A prayer to Nisaba known from Kalhu refers to Irḫan (^{d}MUŠ) as father of this goddess as well as the "gods of the universe." It also identifies him with Ea. According to Wilfred G. Lambert, this specific genealogy appears to reflect "a desire not to have Anu as Nisaba's father." Her parentage is not consistent in other sources.

One of the Early Dynastic Zame Hymns compares the incantation goddess Ningirima to Irḫan, presumably based on their shared connection with snakes and water. However, it has also been proposed that the mention of Irḫan instead indicates that Murum, Ningirima's cult center, was located on the waterway he corresponded to.

In the zi-pad_{3} litanies, Irḫan sometimes appears alongside Ninkasi, Ezina(/Ašnan) and Šakkan.

==Worship==
Irḫan is attested in theophoric names from Early Dynastic and Ur III period Ur. During the latter period, he was worshiped in this city during an annual festival of sowing. A temple dedicated to him is not directly attested, but based on the reference to a priest calling himself "the doorman of Irḫan" its existence is considered to be a possibility. A gudu priest of Irḫan is also attested. There is no direct evidence that he was ever actively worshiped outside Ur, though he is present in a text from Nippur in an unclear context.

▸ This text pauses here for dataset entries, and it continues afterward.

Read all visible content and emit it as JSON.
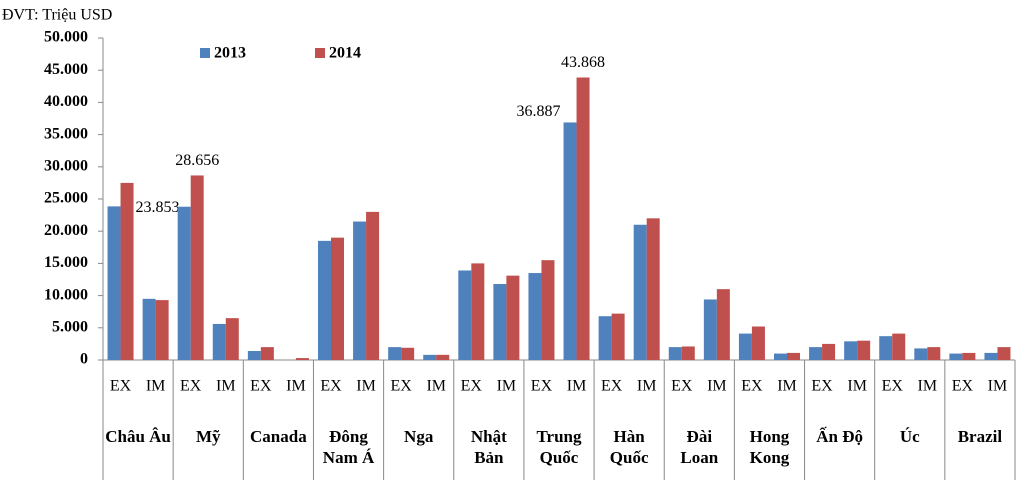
{
  "chart_data": {
    "type": "bar",
    "title": "ĐVT: Triệu USD",
    "categories": [
      "EX",
      "IM",
      "EX",
      "IM",
      "EX",
      "IM",
      "EX",
      "IM",
      "EX",
      "IM",
      "EX",
      "IM",
      "EX",
      "IM",
      "EX",
      "IM",
      "EX",
      "IM",
      "EX",
      "IM",
      "EX",
      "IM",
      "EX",
      "IM",
      "EX",
      "IM"
    ],
    "groups": [
      "Châu Âu",
      "Mỹ",
      "Canada",
      "Đông Nam Á",
      "Nga",
      "Nhật Bản",
      "Trung Quốc",
      "Hàn Quốc",
      "Đài Loan",
      "Hong Kong",
      "Ấn Độ",
      "Úc",
      "Brazil"
    ],
    "series": [
      {
        "name": "2013",
        "color": "#4f81bd",
        "values": [
          23853,
          9500,
          23800,
          5600,
          1400,
          0,
          18500,
          21500,
          2000,
          800,
          13900,
          11800,
          13500,
          36887,
          6800,
          21000,
          2000,
          9400,
          4100,
          1000,
          2000,
          2900,
          3700,
          1800,
          1000,
          1100
        ],
        "value_labels": [
          "23.853",
          null,
          null,
          null,
          null,
          null,
          null,
          null,
          null,
          null,
          null,
          null,
          null,
          "36.887",
          null,
          null,
          null,
          null,
          null,
          null,
          null,
          null,
          null,
          null,
          null,
          null
        ]
      },
      {
        "name": "2014",
        "color": "#c0504d",
        "values": [
          27500,
          9300,
          28656,
          6500,
          2000,
          300,
          19000,
          23000,
          1900,
          800,
          15000,
          13100,
          15500,
          43868,
          7200,
          22000,
          2100,
          11000,
          5200,
          1100,
          2500,
          3000,
          4100,
          2000,
          1100,
          2000
        ],
        "value_labels": [
          null,
          null,
          "28.656",
          null,
          null,
          null,
          null,
          null,
          null,
          null,
          null,
          null,
          null,
          "43.868",
          null,
          null,
          null,
          null,
          null,
          null,
          null,
          null,
          null,
          null,
          null,
          null
        ]
      }
    ],
    "ylim": [
      0,
      50000
    ],
    "yticks": [
      0,
      {
        "value": 5000,
        "label": "5.000"
      },
      {
        "value": 10000,
        "label": "10.000"
      },
      {
        "value": 15000,
        "label": "15.000"
      },
      {
        "value": 20000,
        "label": "20.000"
      },
      {
        "value": 25000,
        "label": "25.000"
      },
      {
        "value": 30000,
        "label": "30.000"
      },
      {
        "value": 35000,
        "label": "35.000"
      },
      {
        "value": 40000,
        "label": "40.000"
      },
      {
        "value": 45000,
        "label": "45.000"
      },
      {
        "value": 50000,
        "label": "50.000"
      }
    ],
    "grid": false
  }
}
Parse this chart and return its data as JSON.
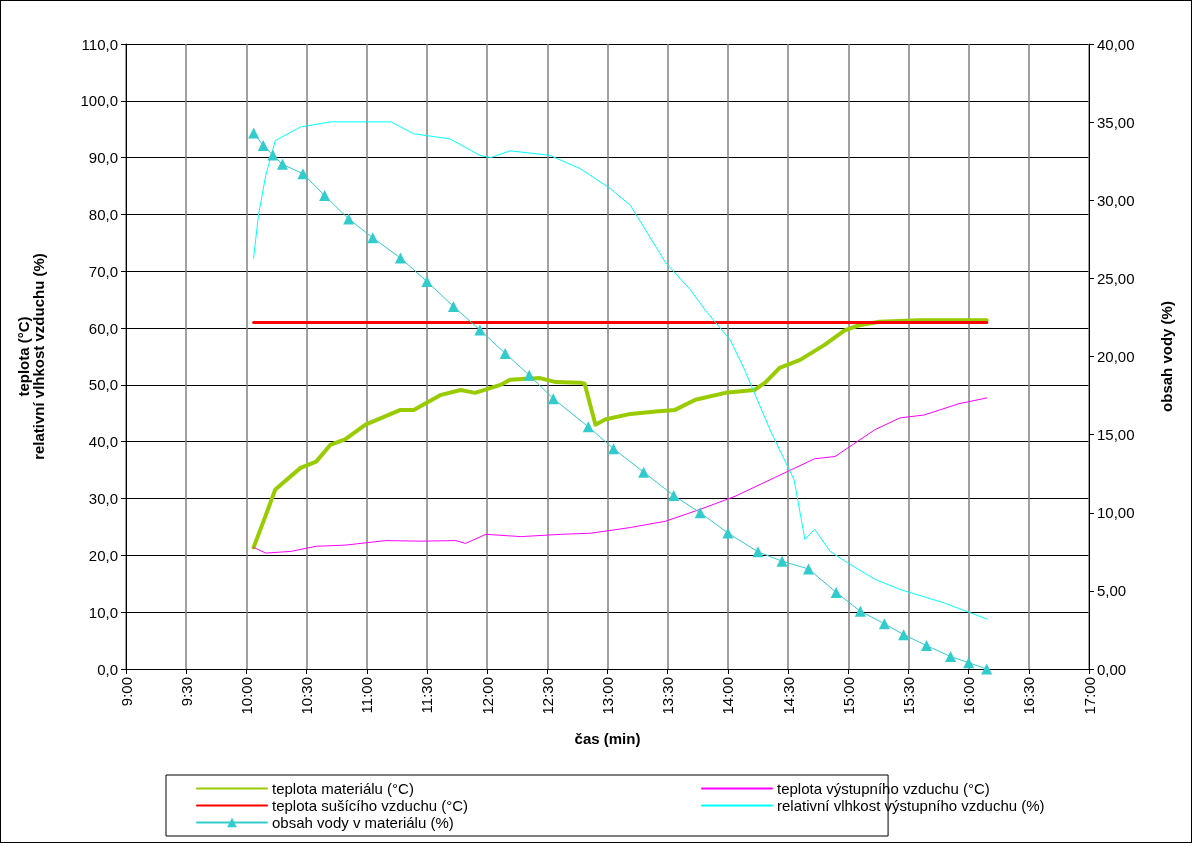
{
  "chart_data": {
    "type": "line",
    "xlabel": "čas (min)",
    "ylabel": "teplota (°C)\nrelativní vlhkost vzduchu (%)",
    "y2label": "obsah vody (%)",
    "xlim": [
      9,
      17
    ],
    "xticks": [
      {
        "value": 9,
        "label": "9:00"
      },
      {
        "value": 9.5,
        "label": "9:30"
      },
      {
        "value": 10,
        "label": "10:00"
      },
      {
        "value": 10.5,
        "label": "10:30"
      },
      {
        "value": 11,
        "label": "11:00"
      },
      {
        "value": 11.5,
        "label": "11:30"
      },
      {
        "value": 12,
        "label": "12:00"
      },
      {
        "value": 12.5,
        "label": "12:30"
      },
      {
        "value": 13,
        "label": "13:00"
      },
      {
        "value": 13.5,
        "label": "13:30"
      },
      {
        "value": 14,
        "label": "14:00"
      },
      {
        "value": 14.5,
        "label": "14:30"
      },
      {
        "value": 15,
        "label": "15:00"
      },
      {
        "value": 15.5,
        "label": "15:30"
      },
      {
        "value": 16,
        "label": "16:00"
      },
      {
        "value": 16.5,
        "label": "16:30"
      },
      {
        "value": 17,
        "label": "17:00"
      }
    ],
    "ylim": [
      0,
      110
    ],
    "yticks": [
      {
        "value": 0,
        "label": "0,0"
      },
      {
        "value": 10,
        "label": "10,0"
      },
      {
        "value": 20,
        "label": "20,0"
      },
      {
        "value": 30,
        "label": "30,0"
      },
      {
        "value": 40,
        "label": "40,0"
      },
      {
        "value": 50,
        "label": "50,0"
      },
      {
        "value": 60,
        "label": "60,0"
      },
      {
        "value": 70,
        "label": "70,0"
      },
      {
        "value": 80,
        "label": "80,0"
      },
      {
        "value": 90,
        "label": "90,0"
      },
      {
        "value": 100,
        "label": "100,0"
      },
      {
        "value": 110,
        "label": "110,0"
      }
    ],
    "y2lim": [
      0,
      40
    ],
    "y2ticks": [
      {
        "value": 0,
        "label": "0,00"
      },
      {
        "value": 5,
        "label": "5,00"
      },
      {
        "value": 10,
        "label": "10,00"
      },
      {
        "value": 15,
        "label": "15,00"
      },
      {
        "value": 20,
        "label": "20,00"
      },
      {
        "value": 25,
        "label": "25,00"
      },
      {
        "value": 30,
        "label": "30,00"
      },
      {
        "value": 35,
        "label": "35,00"
      },
      {
        "value": 40,
        "label": "40,00"
      }
    ],
    "grid": true,
    "legend": "bottom",
    "line_style": "solid",
    "series": [
      {
        "name": "teplota materiálu (°C)",
        "color": "#99cc00",
        "x": [
          10.06,
          10.16,
          10.24,
          10.45,
          10.58,
          10.7,
          10.82,
          10.99,
          11.28,
          11.39,
          11.61,
          11.78,
          11.9,
          12.11,
          12.19,
          12.44,
          12.57,
          12.77,
          12.81,
          12.9,
          12.98,
          13.19,
          13.4,
          13.56,
          13.73,
          13.98,
          14.22,
          14.31,
          14.43,
          14.6,
          14.8,
          14.97,
          15.09,
          15.26,
          15.59,
          16.15
        ],
        "values": [
          21.4,
          27,
          31.6,
          35.4,
          36.5,
          39.5,
          40.4,
          43,
          45.6,
          45.6,
          48.2,
          49.1,
          48.6,
          50,
          50.9,
          51.2,
          50.5,
          50.4,
          50.2,
          43,
          43.9,
          44.9,
          45.3,
          45.6,
          47.4,
          48.6,
          49.1,
          50.4,
          53,
          54.4,
          57,
          59.6,
          60.5,
          61.1,
          61.4,
          61.4
        ]
      },
      {
        "name": "teplota výstupního vzduchu (°C)",
        "color": "#ff00ff",
        "x": [
          10.06,
          10.16,
          10.37,
          10.58,
          10.82,
          11.16,
          11.45,
          11.74,
          11.82,
          11.99,
          12.28,
          12.61,
          12.86,
          13.19,
          13.48,
          13.77,
          14.06,
          14.39,
          14.72,
          14.89,
          15.22,
          15.43,
          15.63,
          15.92,
          16.15
        ],
        "values": [
          21.4,
          20.4,
          20.7,
          21.6,
          21.8,
          22.6,
          22.5,
          22.6,
          22.1,
          23.7,
          23.3,
          23.7,
          23.9,
          24.9,
          26,
          28.1,
          30.4,
          33.7,
          37,
          37.4,
          42.1,
          44.2,
          44.7,
          46.7,
          47.7
        ]
      },
      {
        "name": "teplota sušícího vzduchu (°C)",
        "color": "#ff0000",
        "x": [
          10.06,
          16.15
        ],
        "values": [
          61,
          61
        ]
      },
      {
        "name": "relativní vlhkost výstupního vzduchu (%)",
        "color": "#00ffff",
        "x": [
          10.06,
          10.1,
          10.16,
          10.24,
          10.45,
          10.7,
          11.2,
          11.39,
          11.69,
          11.94,
          12.03,
          12.19,
          12.52,
          12.77,
          13.02,
          13.19,
          13.48,
          13.69,
          13.81,
          14.02,
          14.14,
          14.35,
          14.55,
          14.64,
          14.72,
          14.85,
          14.97,
          15.22,
          15.43,
          15.8,
          16.15
        ],
        "values": [
          72.3,
          79.8,
          86.8,
          93,
          95.4,
          96.3,
          96.3,
          94.2,
          93.3,
          90.4,
          90,
          91.2,
          90.4,
          88.1,
          84.6,
          81.6,
          71.6,
          66.7,
          63.2,
          57.9,
          52.6,
          42.1,
          33.3,
          22.8,
          24.6,
          20.7,
          19,
          15.8,
          14,
          11.6,
          8.8
        ]
      },
      {
        "name": "obsah vody v materiálu (%)",
        "color": "#33cccc",
        "axis": "y2",
        "marker": "triangle",
        "x": [
          10.06,
          10.14,
          10.22,
          10.3,
          10.47,
          10.65,
          10.85,
          11.05,
          11.28,
          11.5,
          11.72,
          11.94,
          12.15,
          12.35,
          12.55,
          12.84,
          13.05,
          13.3,
          13.55,
          13.77,
          14.0,
          14.25,
          14.45,
          14.67,
          14.9,
          15.1,
          15.3,
          15.46,
          15.65,
          15.85,
          16.0,
          16.15
        ],
        "values": [
          34.3,
          33.5,
          32.9,
          32.3,
          31.7,
          30.3,
          28.8,
          27.6,
          26.3,
          24.8,
          23.2,
          21.7,
          20.2,
          18.8,
          17.3,
          15.5,
          14.1,
          12.6,
          11.1,
          10.0,
          8.7,
          7.5,
          6.9,
          6.4,
          4.9,
          3.7,
          2.9,
          2.2,
          1.5,
          0.8,
          0.4,
          0
        ]
      }
    ]
  }
}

Additionally, a cylinder of Gudea invokes "pure Irḫan of the Abzu."

Irḫan's cult apparently largely disappeared after the Ur III period. Only a single reference to Irḫan is presently known from the Old Babylonian literary corpus. He appears in a small fragment of a myth in which he apparently drinks beer during a divine banquet. According to Frans Wiggermann, a shrine dedicated to him also existed in the Ešarra temple complex in Assur.

A medical incantation prescribes drawing a picture of Irḫan with flour in order to cure rheumatism.